Jan. 20th, 2007

dreadedcandiru2: (Default)
It's well established in Lynn's mind that certain characters are meant to be bad examples. However, this tends to come a cropper since their moral failings of most of them aren't obvious to us, the reading public. I can accept the nastiness of bullying sneak-thief Kortney, brutish satyr Howard and Candace's sexual predator stepfather, while holding my tongue on Lynn's preferred method of dealing with the problem. You can't keep this sort of nastiness 'in the family' nowadays, thank you very much, ma'am. The reason they stopped doing that and going to the cops is 'coz it didn't effing work. The problem is that she seems to see certain sorts of normal, everyday people as a dangerous menace to the social order, by which she means St. Elly the Smug's bogus authority. I've already discussed Mikerobe's 'interfering meataxe' mother-in-law, who's busily being upbraided for doing the sort of thing that would be praiseworthy if done by the Foob matriarch. In the real world, she'd be a rather sympathetic figure, ill-used by an ungrateful daughter and her jackass son-in-law. In fact most of the people she sets up as villains are cartoon ogres who'd be objects of either sympathy or admiration in the real world.
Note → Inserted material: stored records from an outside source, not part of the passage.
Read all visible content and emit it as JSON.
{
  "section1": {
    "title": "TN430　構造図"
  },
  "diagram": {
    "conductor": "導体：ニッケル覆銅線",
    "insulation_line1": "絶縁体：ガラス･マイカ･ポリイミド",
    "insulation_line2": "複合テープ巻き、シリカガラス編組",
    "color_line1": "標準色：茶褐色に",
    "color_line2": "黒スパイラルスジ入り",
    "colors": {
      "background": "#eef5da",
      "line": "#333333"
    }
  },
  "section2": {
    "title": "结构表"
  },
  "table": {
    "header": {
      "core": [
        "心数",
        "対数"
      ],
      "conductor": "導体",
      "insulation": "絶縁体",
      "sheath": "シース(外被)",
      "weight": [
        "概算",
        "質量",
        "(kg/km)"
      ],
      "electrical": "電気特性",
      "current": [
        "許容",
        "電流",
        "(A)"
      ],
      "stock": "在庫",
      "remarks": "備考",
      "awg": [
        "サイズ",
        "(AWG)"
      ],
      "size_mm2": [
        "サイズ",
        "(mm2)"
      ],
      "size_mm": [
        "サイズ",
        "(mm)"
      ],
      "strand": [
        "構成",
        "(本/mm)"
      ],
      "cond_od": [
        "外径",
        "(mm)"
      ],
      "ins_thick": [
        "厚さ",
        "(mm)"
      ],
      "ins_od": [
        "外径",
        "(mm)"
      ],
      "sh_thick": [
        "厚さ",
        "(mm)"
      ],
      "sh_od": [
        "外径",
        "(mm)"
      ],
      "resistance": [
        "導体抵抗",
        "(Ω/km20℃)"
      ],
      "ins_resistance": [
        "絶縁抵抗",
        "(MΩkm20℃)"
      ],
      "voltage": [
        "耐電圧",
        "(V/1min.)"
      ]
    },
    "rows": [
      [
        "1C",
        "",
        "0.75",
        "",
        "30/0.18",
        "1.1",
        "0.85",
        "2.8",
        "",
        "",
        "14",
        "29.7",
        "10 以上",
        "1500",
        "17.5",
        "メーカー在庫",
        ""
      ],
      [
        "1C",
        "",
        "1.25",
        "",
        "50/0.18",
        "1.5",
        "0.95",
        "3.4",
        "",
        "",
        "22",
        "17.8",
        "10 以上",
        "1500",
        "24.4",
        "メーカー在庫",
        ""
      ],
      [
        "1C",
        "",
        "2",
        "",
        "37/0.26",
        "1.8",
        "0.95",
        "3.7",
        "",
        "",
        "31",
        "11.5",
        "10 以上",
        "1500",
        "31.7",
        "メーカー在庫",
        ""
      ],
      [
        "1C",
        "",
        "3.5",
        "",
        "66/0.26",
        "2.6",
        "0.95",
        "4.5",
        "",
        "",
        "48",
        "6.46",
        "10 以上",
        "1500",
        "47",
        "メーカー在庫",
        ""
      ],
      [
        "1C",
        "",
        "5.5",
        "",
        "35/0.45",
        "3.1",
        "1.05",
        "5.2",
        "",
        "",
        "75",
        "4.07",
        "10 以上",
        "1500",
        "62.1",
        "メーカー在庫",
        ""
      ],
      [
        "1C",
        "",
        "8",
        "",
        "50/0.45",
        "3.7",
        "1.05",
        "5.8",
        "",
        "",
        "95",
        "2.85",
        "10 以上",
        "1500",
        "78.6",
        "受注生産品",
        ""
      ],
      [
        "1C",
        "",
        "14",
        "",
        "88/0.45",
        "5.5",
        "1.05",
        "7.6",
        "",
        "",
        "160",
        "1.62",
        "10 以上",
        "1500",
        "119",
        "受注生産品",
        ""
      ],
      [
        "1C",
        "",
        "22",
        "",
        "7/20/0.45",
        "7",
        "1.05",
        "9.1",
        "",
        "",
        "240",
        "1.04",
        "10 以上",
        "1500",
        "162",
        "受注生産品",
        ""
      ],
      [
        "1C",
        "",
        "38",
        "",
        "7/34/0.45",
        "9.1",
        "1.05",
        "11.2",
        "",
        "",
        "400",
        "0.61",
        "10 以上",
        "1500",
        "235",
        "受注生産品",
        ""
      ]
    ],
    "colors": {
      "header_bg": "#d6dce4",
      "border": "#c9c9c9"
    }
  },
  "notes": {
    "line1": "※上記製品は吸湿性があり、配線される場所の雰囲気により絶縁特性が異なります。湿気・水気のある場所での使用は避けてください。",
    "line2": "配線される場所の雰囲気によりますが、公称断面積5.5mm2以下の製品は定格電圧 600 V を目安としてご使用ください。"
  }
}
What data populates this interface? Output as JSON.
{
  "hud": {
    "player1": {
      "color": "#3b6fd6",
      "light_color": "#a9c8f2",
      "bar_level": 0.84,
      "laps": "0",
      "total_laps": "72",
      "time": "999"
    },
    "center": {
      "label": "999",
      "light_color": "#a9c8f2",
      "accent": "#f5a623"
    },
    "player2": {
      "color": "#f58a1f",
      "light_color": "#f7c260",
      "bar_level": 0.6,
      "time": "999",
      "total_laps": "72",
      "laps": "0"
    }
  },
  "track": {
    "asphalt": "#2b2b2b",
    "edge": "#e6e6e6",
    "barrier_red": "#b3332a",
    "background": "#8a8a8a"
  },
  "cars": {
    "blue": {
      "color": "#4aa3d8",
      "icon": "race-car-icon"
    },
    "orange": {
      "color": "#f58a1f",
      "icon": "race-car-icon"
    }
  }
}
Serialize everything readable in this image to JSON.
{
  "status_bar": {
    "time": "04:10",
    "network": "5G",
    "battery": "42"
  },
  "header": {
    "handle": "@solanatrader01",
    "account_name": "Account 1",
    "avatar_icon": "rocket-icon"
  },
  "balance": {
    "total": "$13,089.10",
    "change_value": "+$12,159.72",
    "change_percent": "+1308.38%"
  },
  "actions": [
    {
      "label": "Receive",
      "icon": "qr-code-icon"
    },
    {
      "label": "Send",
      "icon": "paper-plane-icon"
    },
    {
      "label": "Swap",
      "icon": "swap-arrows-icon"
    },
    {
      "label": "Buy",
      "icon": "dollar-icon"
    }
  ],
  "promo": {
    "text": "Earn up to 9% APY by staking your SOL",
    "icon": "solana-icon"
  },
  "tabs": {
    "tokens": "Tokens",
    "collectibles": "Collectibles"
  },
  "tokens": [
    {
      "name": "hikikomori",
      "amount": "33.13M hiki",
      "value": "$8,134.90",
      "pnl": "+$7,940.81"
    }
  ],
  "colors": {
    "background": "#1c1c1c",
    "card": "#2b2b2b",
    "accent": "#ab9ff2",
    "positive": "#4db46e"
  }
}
This includes 'bad girl' Rebecca. What has she done to earn the imbecile scorn and petty calumny (e.g. going 'roadside') heaped on her by the conflicted hate-tank in charge? Simple as pie, the girl reacts like a human being to the world around her. Does she mouth hollow platitudes about 'the differently abled' like our charmed circle of sham progressives? Nope, she reacts honestly. Does she stand around with a blindly optimistic smirk in the face of impending familial doom? Heck no, sailor: she acts on her frustration. Does she agree to stay in the hokey-ass garage band approved of by Kitschmeister Lynn? Again, no, she signs a record deal to get as far away from suburbia as she can. THIS is her great crime, for which she must be punished by the Halloween concert. She actually wants to move away from Mommie's love. To understand Lynn's screwed-up advocacy of Mom-worship, I recommend going to library and checking out a copy a 'Generation of Vipers' by Phillip Wylie. The similarities between Elly and the subject of the chapter 'Common Women' should be most enlightening.